Un budget élevé est l’une des caractéristiques marquantes du cinéma commercial (Sorlin, 1977). Cependant, la distinction entre le cinéma commercial et le cinéma d’auteur est souvent exagérée (Brulé, 1976). Tout cinéma s’inscrit dans un circuit industriel. Plus le budget d’un film est considérable, plus les liens qui attachent les artisans du cinéma au capital sont grands et plus le produit risque d’être influencé par les intérêts des bailleurs de fonds, dont le but avoué est de faire des profits.
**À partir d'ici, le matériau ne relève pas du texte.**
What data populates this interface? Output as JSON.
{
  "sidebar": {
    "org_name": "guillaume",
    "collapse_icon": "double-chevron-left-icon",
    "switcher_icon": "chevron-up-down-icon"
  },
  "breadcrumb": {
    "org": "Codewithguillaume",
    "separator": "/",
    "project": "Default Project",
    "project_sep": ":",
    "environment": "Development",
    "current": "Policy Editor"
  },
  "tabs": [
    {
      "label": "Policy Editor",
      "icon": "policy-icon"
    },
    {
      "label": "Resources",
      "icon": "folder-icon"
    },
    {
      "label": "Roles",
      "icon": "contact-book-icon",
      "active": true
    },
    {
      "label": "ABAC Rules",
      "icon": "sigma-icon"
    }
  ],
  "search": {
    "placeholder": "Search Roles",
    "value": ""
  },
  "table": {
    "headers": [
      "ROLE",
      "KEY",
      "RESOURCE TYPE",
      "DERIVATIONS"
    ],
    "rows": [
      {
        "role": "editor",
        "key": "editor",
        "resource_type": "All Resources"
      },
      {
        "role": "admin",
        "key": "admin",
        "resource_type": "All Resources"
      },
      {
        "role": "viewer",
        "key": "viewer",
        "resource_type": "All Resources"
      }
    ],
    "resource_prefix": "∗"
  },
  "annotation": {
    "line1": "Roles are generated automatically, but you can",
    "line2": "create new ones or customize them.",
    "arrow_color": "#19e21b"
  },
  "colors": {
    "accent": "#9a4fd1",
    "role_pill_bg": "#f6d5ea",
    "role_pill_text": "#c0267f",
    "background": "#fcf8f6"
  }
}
C’est ainsi que la culture cinématographique et son processus de production s’inscrivent généralement dans l’économie du « star-système » (Rousselière, 2005). Cela a pour effet d’aboutir à une concentration de la consommation culturelle sur un type d’œuvres plus restreint. La massification de la distribution incite au développement d’actions promotionnelles et commerciales qui favorisent les producteurs disposant de moyens importants et les produits visant les marchés les plus larges, ce qui renforce la standardisation des produits, même quand ils sont ancrés dans un terreau culturel spécifique. Par rapport aux autres industries culturelles, le cinéma occupe une situation où la concentration capitaliste s’ajoute à une concentration géographique : les États-Unis investissent plus dans le cinéma que l’ensemble des autres pays. Bien que les titres américains ne représentent que 39 à 46 % de l’offre des films, ils représentent, selon les pays, entre 56 et 83 % des entrées en salle de cinéma (Rousselière, 2005).

Malgré la diversité des publics, les gens ont des goûts remarquablement constants en matière de sujets ou de thématiques de film (Cousineau, 1961). En général, le public s’intéresse aux films divertissants accusant une bonne dose de fantastique, qui permettent

39 de sortir de soi-même et de s’éloigner de la quotidienneté. Toutefois, il y a des genres qui plaisent plus que d’autres. Les spectateurs s’intéressent davantage à ce qu’ils connaissent, à ce qui leur est proche, à ce qui leur ressemble.